God created differences. Man created judgments.
Someone is fat, another thin. Someone is tall, another short. Someone is born with only one eye, someone is born without the ability of hearing, and someone is born with all five senses working well. God only created us different.
It is we who have judged and created goods and bads out of them.
A garden is good but a forest is not. A squirrel is good but a rat is not. Snakes and spiders are not good, cats and dogs are. Black color is not good, white is, a rainbow even better.
Arbitrary comparison between things have led to an imaginary ideas of good and bad out of the different ways in which God created us.
So what is the way out?
Quite frankly, I see one of three things happening.
1. Accept the differences without judgment. Which means if someone is obese, let them be obese and accept them for who they are. Don’t worry about their wedding, don’t worry about their future. This means no teasing, no nicknames, no making fun by picking on anybody in school, no disturbing them by raising unnecessary concern at home. Understanding that God created all of us to be the way we are and no change is necessary. All humans are equal and no human is more equal than others. In other words, Utopia! So much of wishful thinking!
2. Accept the situation, educate the obese. Words have a powerful impact on a person, until the time the person introspects within them and tries to understand who they really are. This would involve informing the obese that the world has always been like that and it will forever be. The world is not in my hands. What is in my hands the way I behave and react to it. Let me not react to what they say and let me find out who I really am. Meditation may help in this regard. However, until the time the majority is on the other side, educating just the obese is not going to do anything significant.
3. Accept the obese, educate the rest. Words do have a powerful impact on us. This text is for you and me and everyone else who does not face this challenge of obesity on a daily basis. I may not be obese, but every time I am giving words to someone that disturbs their Equilibrium, am I doing any good to my own self? Why to unnecessarily make fun of someone over something that was not in their control from the first instance. I’m sure they must already have tried a lot to take themselves out of it. If at all, provide help in any way possible, if not by words then by mere presence of yours in a non-judgmental way. Look as equal, as if there was nothing to comment on and feel and judge about from the first instance. Understand that someone’s life situation is not for my humor and amusement.

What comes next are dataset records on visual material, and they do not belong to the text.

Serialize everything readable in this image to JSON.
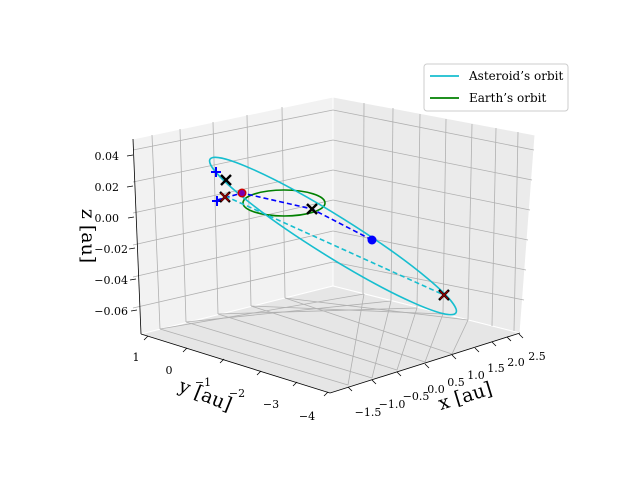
{
  "chart_data": {
    "type": "3d-line",
    "title": "",
    "xlabel": "x [au]",
    "ylabel": "y [au]",
    "zlabel": "z [au]",
    "xticks": [
      "−1.5",
      "−1.0",
      "−0.5",
      "0.0",
      "0.5",
      "1.0",
      "1.5",
      "2.0",
      "2.5"
    ],
    "yticks": [
      "1",
      "0",
      "−1",
      "−2",
      "−3",
      "−4"
    ],
    "zticks": [
      "0.04",
      "0.02",
      "0.00",
      "−0.02",
      "−0.04",
      "−0.06"
    ],
    "xlim": [
      -1.5,
      2.5
    ],
    "ylim": [
      -4,
      1
    ],
    "zlim": [
      -0.07,
      0.05
    ],
    "grid": true,
    "legend_location": "upper right",
    "series": [
      {
        "name": "Asteroid's orbit",
        "color": "#17becf",
        "style": "ellipse"
      },
      {
        "name": "Earth's orbit",
        "color": "#008000",
        "style": "ellipse"
      }
    ],
    "markers": [
      {
        "name": "asteroid-position",
        "marker": "dot",
        "color": "#0000ff"
      },
      {
        "name": "earth-position",
        "marker": "dot",
        "color": "#cc0000"
      },
      {
        "name": "sun",
        "marker": "x",
        "color": "#000000"
      },
      {
        "name": "node-upper",
        "marker": "x",
        "color": "#000000"
      },
      {
        "name": "node-lower",
        "marker": "x",
        "color": "#000000"
      },
      {
        "name": "perihelion",
        "marker": "x",
        "color": "#8b0000"
      },
      {
        "name": "aphelion",
        "marker": "x",
        "color": "#8b0000"
      },
      {
        "name": "plus-upper",
        "marker": "+",
        "color": "#0000ff"
      },
      {
        "name": "plus-lower",
        "marker": "+",
        "color": "#0000ff"
      }
    ]
  },
  "legend": {
    "items": [
      {
        "label": "Asteroid’s orbit",
        "color": "#17becf"
      },
      {
        "label": "Earth’s orbit",
        "color": "#008000"
      }
    ]
  }
}
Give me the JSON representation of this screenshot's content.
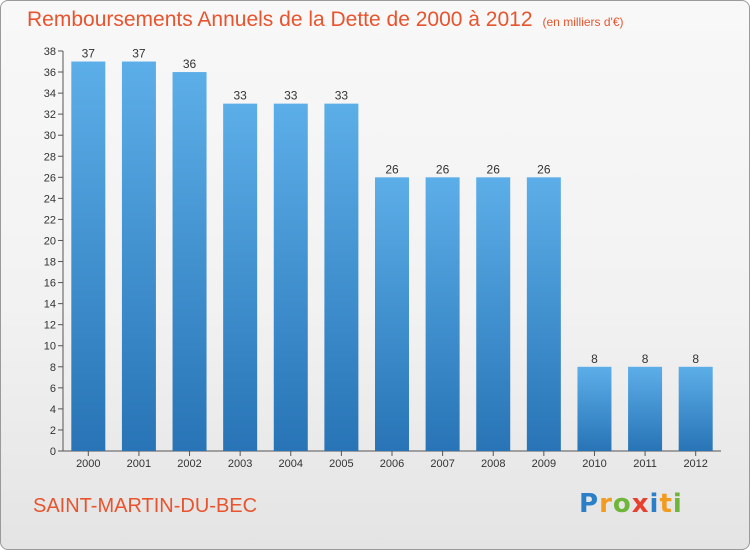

This is a long shot because of the sheer numbers, however it still makes sense to inform and educate the rest much more than anything else.
In the world of big, bigger and biggest beers, burgers and pizzas, gaining weight is easy. Losing takes a lot of effort and determination and a lot of time, at times even years. Taking that kind of effort over a prolonged period of time requires motivation, that too from outside especially at times when the self is lost. This reflects the importance of people in life. One motivates the other and vice versa.
Obesity, for whatever reason it may be caused, is not something that is to be frowned upon. It is true that slim looks better and more appealing to the eye. There is a reason why marketers have size zero and six packs models in their campaigns. If such is the case, if we really want to take ourselves to a slimmer and a thinner world, let us first accept ourselves the way we are and then create an environment where each one of us helps the other and gets the opportunity to elevate ourselves to a higher state of existence. Until then, let’s not disturb anybody’s Equilibrium unnecessarily.